Je ne puis sans un profond étonnement et, dirai-je, sans un refus de mon intelligence, entendre attribuer, comme un titre de haute noblesse et de perfection, aux corps naturels, qui composent l’univers ce fait d’être impassible, immuable, inaltérable, etc., alors qu’on tient au contraire pour une grave imperfection le fait d’être altérable, engendrable, sujets aux mutations etc. Quant à moi, je tiens la Terre comme très noble et très digne d’être admirée, à cause précisément du nombre et de la diversité des altérations, mutations, générations, etc., qui s’y produisent sans cesse. Si elle n’était sujette à aucun changement, si elle n’était qu’un vaste désert ou un bloc de jaspe, ou si, après le déluge, les eaux n’avaient laissé d’elle qu’un immense bloc de cristal où rien, jamais, ne viendrait à naître, à s’altérer, se transformer, je n’y verrai plus qu’une lourde masse paresseuse, inutile au monde, superflue en un mot et comme étrangère à la nature, différente d’elle-même, à mes yeux, comme le serait un animal vivant d’un animal mort. Et j’en dis autant de la Lune, de Jupiter et de tous les autres astres. […]

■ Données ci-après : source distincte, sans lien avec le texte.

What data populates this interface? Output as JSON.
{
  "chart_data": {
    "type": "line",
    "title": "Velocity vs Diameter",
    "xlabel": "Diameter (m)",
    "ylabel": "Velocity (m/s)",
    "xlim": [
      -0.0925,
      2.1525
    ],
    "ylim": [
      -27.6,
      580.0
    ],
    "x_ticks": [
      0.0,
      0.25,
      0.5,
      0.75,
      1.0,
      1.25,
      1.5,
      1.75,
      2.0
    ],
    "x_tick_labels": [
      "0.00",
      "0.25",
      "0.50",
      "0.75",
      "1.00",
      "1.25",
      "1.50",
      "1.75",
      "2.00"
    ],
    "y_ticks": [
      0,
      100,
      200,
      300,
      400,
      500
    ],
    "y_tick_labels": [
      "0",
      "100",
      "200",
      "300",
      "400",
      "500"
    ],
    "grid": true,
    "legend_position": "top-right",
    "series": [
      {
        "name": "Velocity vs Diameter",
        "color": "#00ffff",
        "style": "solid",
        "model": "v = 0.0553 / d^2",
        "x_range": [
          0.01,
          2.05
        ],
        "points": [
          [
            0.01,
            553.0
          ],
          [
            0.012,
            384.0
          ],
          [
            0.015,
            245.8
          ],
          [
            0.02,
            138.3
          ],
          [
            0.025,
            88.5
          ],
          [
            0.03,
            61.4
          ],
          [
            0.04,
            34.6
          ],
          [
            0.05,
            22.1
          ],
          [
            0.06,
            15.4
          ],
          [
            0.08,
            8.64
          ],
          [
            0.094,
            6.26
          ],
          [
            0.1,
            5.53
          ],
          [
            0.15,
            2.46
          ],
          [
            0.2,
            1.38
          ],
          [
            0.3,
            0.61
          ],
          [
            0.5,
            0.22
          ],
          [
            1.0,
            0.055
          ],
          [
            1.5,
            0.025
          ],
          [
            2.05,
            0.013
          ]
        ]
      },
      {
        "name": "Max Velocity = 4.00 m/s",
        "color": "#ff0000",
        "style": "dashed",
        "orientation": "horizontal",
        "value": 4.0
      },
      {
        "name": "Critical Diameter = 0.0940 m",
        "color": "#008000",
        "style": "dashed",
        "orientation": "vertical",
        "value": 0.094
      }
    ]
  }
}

Ceux qui exaltent tant l’incorruptibilité, l’inaltérabilité, etc., ne font, je crois que céder à leur grand désir de vivre le plus longtemps possible et à la terreur que leur inspire la mort ; ils n’avisent même pas que si les humains étaient immortels, leur tour ne serait pas venu de naître au monde : ils mériteraient de rencontrer une tête de Méduse qui les changerait en statues de jaspe ou de diamant pour les rendre plus parfaits qu’ils ne sont.
Galilée, Dialogue sur les deux grands systèmes du monde, traduction P. H. Michel (?), 1632.